Aside from the polls, which despite my lengthy discussion are fairly meaningless this early in the race, there are other reasons I believe Obama will win by a significant electoral margin. One is the news media. Having been called on their bias, perhaps they’ll start to look more critically at McCain. They’ll also lose interest in PUMAs within days of the Democratic Convention, though who knows what distractions the networks might find next.

Keep in mind that news organizations benefit from a tight battle, and you probably won’t hear any on-air pundits predict anything other than a close election. People watching television up until election day in 1996 probably thought Dole had a chance of winning, even though no close observers would have thought so.

McCain has benefitted in recent days from a flurry of negative campaigning, Russia’s invasion of Georgia, and the fact that Obama has been on vacation. But eventually McCain will have to say something about the economy–supposedly the top priority for voters this year. McCain has been spending more money than Obama during the past couple of weeks, but that will change about a week from now when Obama’s spending will increase dramatically just as McCain is forced to rely on far more limited federal funding. Obama also has been building operations in more states than McCain, putting more states in play. Ask Hillary Clinton if that organization matters.

McCain will keep hitting his supposed strong suit, international affairs, though at some point folks may begin to realize that foreign policy experience matters less when you’ve been wrong about most things and don’t seem to have learned from that experience.
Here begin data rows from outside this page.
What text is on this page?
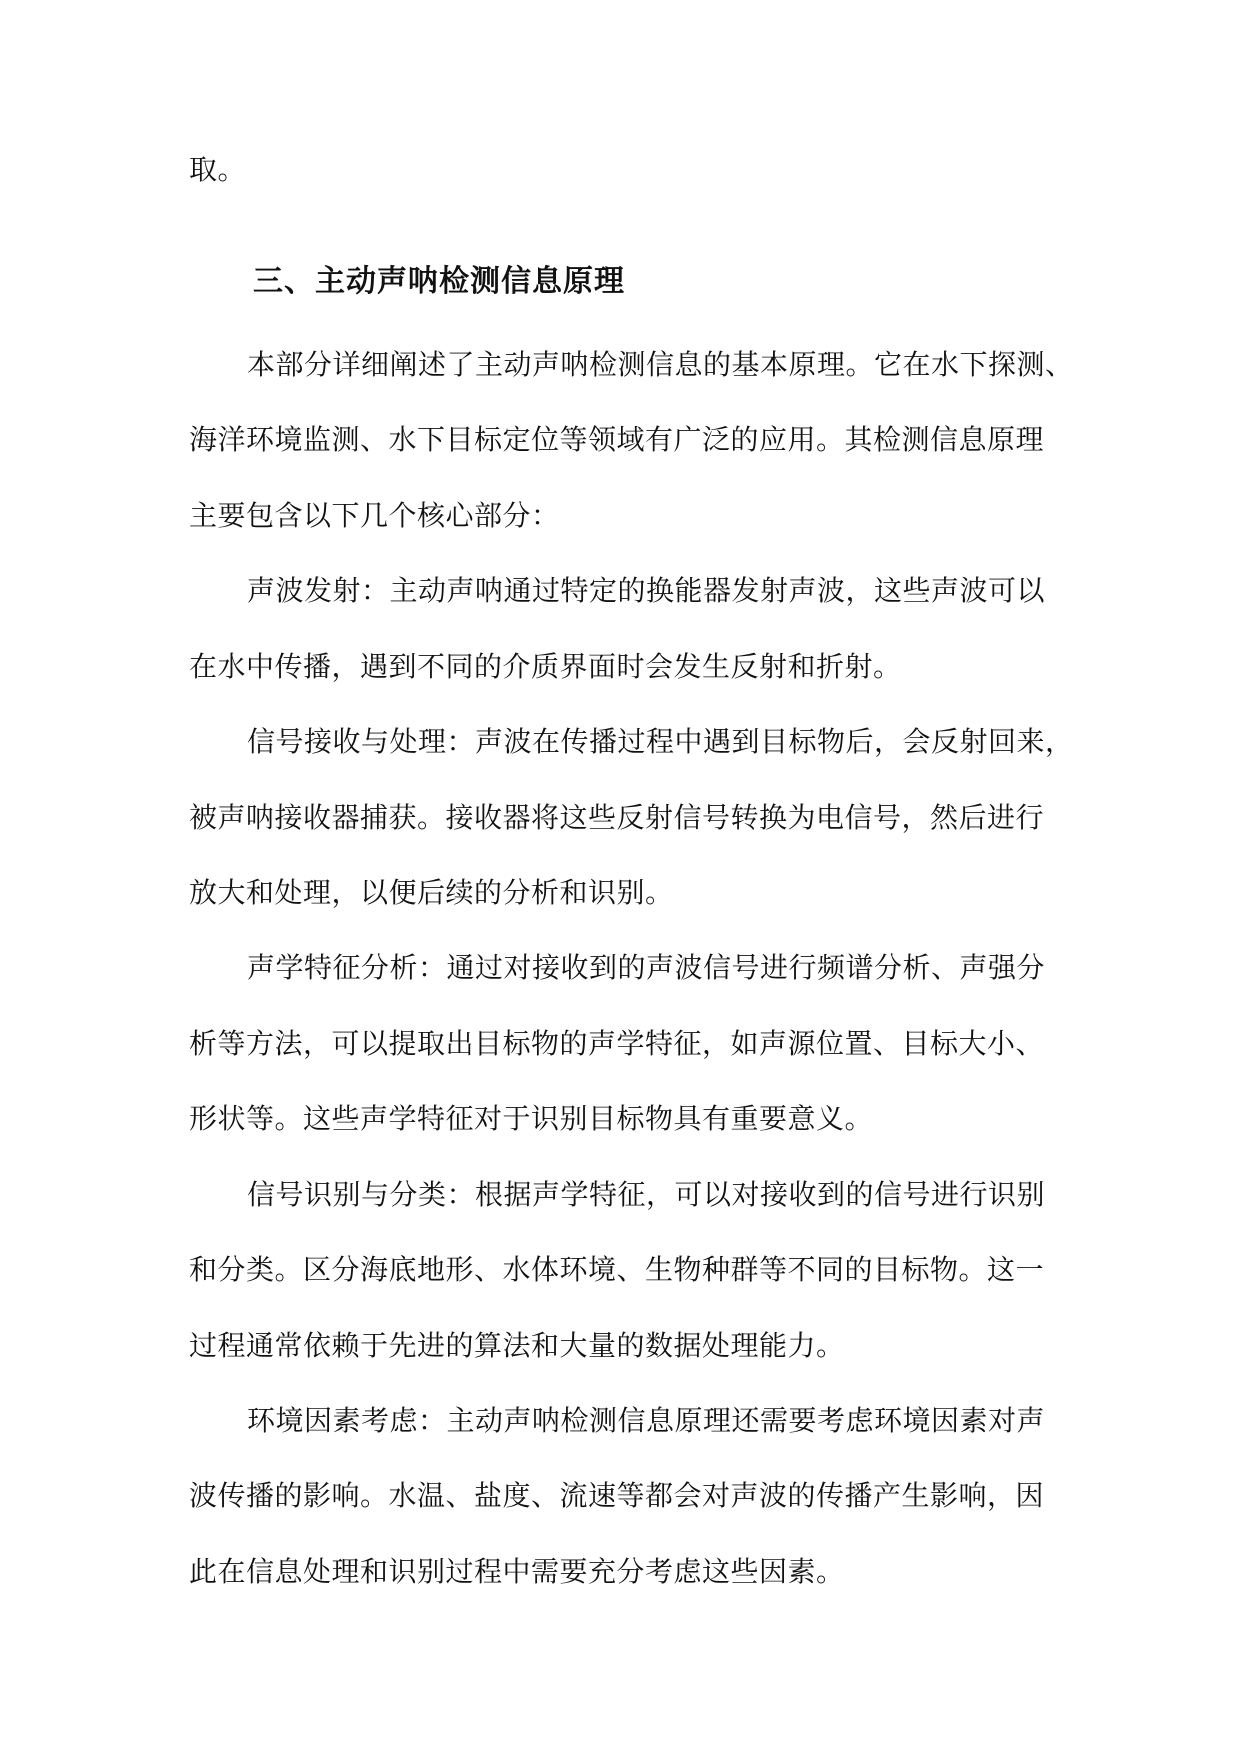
取。
三、主动声呐检测信息原理
本部分详细阐述了主动声呐检测信息的基本原理。它在水下探测、
海洋环境监测、水下目标定位等领域有广泛的应用。其检测信息原理
主要包含以下几个核心部分：
声波发射：主动声呐通过特定的换能器发射声波，这些声波可以
在水中传播，遇到不同的介质界面时会发生反射和折射。
信号接收与处理：声波在传播过程中遇到目标物后，会反射回来，
被声呐接收器捕获。接收器将这些反射信号转换为电信号，然后进行
放大和处理，以便后续的分析和识别。
声学特征分析：通过对接收到的声波信号进行频谱分析、声强分
析等方法，可以提取出目标物的声学特征，如声源位置、目标大小、
形状等。这些声学特征对于识别目标物具有重要意义。
信号识别与分类：根据声学特征，可以对接收到的信号进行识别
和分类。区分海底地形、水体环境、生物种群等不同的目标物。这一
过程通常依赖于先进的算法和大量的数据处理能力。
环境因素考虑：主动声呐检测信息原理还需要考虑环境因素对声
波传播的影响。水温、盐度、流速等都会对声波的传播产生影响，因
此在信息处理和识别过程中需要充分考虑这些因素。
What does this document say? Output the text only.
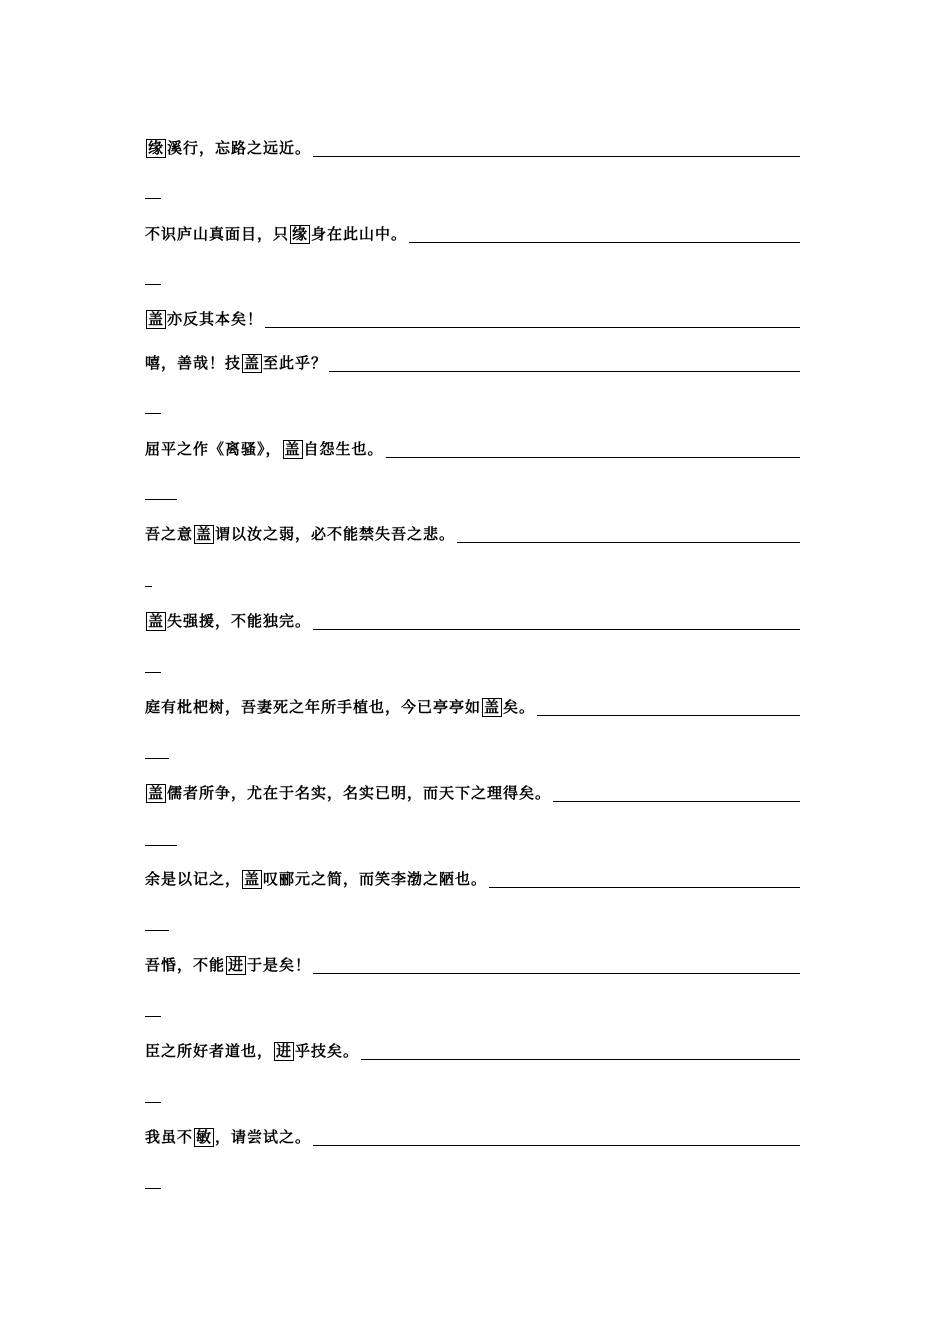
缘 溪行，忘路之远近。
不识庐山真面目，只 缘 身在此山中。
盖 亦反其本矣！
嘻，善哉！技 盖 至此乎？
屈平之作《离骚》， 盖 自怨生也。
吾之意 盖 谓以汝之弱，必不能禁失吾之悲。
盖 失强援，不能独完。
庭有枇杷树，吾妻死之年所手植也，今已亭亭如 盖 矣。
盖 儒者所争，尤在于名实，名实已明，而天下之理得矣。
余是以记之， 盖 叹郦元之简，而笑李渤之陋也。
吾惛，不能 进 于是矣！
臣之所好者道也， 进 乎技矣。
我虽不 敏 ，请尝试之。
In fact, the Iraq War may help Obama. After all, Democrats swept into office two years ago largely because people were tired of the war. Though they may feel betrayed by Congress, they’re no less tired of the war today, and Obama has been a consistent opponent. Voters also are tired of Congressional corruption, and most of that (in recent months) has come from Republicans.

Wedge issues that have brought out large numbers of conservatives in recent presidential elections–especially abortion and gay marriage–will be on far fewer state ballots this year. Besides, it remains to be seen if McCain’s Saddleback Church appearance or his recent coziness with evangelicals has inspired conservatives. Many Republican voters may just stay home, especially since it seems clear that Democrats will gain even more seats in Congress. Someone who knows his or her favorite Congressional candidate is destined to lose may not bother to turn out for McCain.

The conventions and vice presidential choices to come in the next couple of weeks may make some difference, though probably not much (though if McCain chooses Joe Lieberman, that will signify some desperation). If VP choices matter, McCain might have more potential pitfalls, trying to choose someone who won’t offend abortion opponents or the women who make up much of the moderate middle.

So there you have it, my prediction that Obama will win fairly easily. Of course some unforseen October surprise could conceivable swing the election, or perhaps Obama’s masses will fail to show, but I doubt it. And if I’m wrong, you’ll be able to rub it in less than three months from now.